Array Transformation: Sum of Consecutive Elements

You are given an array of integers \(a[0], a[1], \ldots, a[n-1]\) and a positive integer \(k\). Your task is to transform the array into a new array \(b\) such that for each index \(i\) (0-based index),

[ b[i] = \sum_{j=i}^{\min(n, i+k)-1} a[j] ]

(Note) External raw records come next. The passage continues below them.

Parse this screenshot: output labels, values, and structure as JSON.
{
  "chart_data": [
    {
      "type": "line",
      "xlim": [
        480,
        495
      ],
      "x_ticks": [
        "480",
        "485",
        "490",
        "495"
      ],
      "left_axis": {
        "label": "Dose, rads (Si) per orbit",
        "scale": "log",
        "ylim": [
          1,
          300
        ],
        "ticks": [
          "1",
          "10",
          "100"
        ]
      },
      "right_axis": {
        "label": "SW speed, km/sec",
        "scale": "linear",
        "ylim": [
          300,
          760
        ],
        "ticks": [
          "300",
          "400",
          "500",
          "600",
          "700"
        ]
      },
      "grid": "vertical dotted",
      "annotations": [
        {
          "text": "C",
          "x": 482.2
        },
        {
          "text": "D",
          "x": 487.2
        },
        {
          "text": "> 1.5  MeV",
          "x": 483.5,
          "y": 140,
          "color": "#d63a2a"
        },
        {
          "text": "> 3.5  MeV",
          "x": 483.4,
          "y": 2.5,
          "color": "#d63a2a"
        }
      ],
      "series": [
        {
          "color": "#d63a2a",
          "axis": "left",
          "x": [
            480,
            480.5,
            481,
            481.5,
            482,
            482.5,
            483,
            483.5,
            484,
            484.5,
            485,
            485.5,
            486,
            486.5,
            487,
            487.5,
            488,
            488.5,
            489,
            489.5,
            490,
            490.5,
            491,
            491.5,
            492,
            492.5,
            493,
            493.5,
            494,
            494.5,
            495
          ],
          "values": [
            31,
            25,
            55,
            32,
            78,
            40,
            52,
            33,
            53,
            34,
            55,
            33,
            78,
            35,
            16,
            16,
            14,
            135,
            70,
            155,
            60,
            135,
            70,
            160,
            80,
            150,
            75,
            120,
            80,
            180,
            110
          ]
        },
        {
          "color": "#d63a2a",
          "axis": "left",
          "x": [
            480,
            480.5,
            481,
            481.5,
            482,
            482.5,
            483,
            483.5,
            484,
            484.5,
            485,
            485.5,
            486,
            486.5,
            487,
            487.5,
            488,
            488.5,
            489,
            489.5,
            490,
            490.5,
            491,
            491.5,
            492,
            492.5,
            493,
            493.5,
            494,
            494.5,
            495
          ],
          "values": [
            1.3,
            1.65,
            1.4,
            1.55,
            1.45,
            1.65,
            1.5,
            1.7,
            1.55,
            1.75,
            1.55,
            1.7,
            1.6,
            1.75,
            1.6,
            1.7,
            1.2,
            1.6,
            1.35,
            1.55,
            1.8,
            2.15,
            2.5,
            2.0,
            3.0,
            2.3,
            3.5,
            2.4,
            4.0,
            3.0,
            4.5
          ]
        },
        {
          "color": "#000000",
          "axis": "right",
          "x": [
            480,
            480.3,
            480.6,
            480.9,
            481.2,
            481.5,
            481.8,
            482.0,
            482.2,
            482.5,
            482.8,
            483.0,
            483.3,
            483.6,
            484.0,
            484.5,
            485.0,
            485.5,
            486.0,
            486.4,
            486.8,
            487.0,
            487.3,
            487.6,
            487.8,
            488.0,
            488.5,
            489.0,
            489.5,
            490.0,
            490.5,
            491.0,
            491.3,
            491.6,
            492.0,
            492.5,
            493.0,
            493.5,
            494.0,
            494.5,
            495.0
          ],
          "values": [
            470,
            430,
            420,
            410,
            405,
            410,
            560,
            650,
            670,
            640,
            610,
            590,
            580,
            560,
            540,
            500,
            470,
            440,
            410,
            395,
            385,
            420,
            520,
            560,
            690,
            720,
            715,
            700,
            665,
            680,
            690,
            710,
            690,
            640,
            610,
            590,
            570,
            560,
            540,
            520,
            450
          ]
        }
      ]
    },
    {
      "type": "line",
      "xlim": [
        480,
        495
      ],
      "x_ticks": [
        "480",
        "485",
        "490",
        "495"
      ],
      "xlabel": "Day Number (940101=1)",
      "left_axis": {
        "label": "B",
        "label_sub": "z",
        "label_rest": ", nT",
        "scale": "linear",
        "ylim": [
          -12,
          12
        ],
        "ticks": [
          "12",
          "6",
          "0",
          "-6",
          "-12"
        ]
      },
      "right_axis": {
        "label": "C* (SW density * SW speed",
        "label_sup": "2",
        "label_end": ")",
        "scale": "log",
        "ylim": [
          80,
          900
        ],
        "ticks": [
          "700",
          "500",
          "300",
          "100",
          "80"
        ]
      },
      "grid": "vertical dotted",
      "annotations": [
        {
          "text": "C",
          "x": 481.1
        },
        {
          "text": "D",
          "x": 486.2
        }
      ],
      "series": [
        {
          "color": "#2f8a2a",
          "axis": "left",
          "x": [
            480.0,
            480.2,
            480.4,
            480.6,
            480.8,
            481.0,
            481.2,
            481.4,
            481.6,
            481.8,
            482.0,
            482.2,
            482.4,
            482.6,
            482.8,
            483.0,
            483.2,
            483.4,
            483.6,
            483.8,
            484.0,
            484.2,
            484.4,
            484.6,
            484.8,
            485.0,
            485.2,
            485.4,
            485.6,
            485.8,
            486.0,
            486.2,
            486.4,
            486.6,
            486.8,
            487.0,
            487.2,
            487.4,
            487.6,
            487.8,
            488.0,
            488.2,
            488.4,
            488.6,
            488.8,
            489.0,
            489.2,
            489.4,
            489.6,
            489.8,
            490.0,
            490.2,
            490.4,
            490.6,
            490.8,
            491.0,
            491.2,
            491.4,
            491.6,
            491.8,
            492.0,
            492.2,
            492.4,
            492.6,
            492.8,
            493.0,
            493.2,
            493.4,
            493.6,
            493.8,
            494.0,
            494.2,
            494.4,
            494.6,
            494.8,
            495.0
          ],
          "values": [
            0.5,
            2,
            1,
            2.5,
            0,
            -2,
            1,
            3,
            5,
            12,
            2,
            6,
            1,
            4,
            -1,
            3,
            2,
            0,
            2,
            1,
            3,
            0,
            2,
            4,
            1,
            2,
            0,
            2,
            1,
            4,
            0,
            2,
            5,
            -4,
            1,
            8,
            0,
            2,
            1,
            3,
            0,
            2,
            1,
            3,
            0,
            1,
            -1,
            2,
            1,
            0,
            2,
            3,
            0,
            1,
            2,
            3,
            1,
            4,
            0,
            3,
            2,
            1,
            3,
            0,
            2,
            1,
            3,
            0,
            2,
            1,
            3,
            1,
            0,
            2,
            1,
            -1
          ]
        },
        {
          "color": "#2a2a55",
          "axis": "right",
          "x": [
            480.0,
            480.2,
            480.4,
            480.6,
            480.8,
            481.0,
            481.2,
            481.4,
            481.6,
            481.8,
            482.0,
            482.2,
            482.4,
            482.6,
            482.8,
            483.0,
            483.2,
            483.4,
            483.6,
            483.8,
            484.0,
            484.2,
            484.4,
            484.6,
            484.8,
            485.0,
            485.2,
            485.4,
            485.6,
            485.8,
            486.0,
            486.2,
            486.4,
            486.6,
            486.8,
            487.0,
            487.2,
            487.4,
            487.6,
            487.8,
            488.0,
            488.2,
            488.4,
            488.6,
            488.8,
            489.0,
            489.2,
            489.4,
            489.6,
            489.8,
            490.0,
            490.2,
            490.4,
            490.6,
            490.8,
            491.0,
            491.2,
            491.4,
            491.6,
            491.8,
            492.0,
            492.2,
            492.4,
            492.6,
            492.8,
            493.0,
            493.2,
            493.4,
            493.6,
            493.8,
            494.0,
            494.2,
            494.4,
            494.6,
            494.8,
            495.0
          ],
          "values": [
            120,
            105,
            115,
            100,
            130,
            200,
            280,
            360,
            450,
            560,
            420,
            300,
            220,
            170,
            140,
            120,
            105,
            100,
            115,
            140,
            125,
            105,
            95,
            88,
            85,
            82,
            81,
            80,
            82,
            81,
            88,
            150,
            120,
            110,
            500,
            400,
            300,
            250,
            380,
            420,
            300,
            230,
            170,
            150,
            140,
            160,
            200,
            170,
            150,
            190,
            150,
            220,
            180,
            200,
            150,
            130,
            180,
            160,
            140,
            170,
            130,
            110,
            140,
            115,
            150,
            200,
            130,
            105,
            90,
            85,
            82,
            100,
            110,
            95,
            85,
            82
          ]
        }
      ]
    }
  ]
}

In other words, for each \(i\), you need to compute the sum of the subarray starting at index \(i\) and spanning the next \(k\) elements (or fewer if there are not enough elements). The transformed value for the last few elements might thus involve fewer than \(k\) numbers.

Example:

• If \(a = [1, 2, 3, 4, 5]\) and \(k = 3\), then the output is \([6, 9, 12, 9, 5]\) because:
• \(6 = 1+2+3\)
• \(9 = 2+3+4\)
• \(12 = 3+4+5\)
• \(9 = 4+5\) (only 2 elements remaining)
• \(5 = 5\) (only 1 element remaining)

inputFormat

The input is given from the standard input (stdin) in the following format:

 n k
 a[0] a[1] ... a[n-1]

where:

• \(n\) is the number of elements in the array.
• \(k\) is the number of consecutive elements to sum.
• The second line contains \(n\) integers representing the elements of the array.

outputFormat

Output the transformed array as a single line with each element separated by a space. The output should be written to the standard output (stdout).

## sample

5 3
1 2 3 4 5

6 9 12 9 5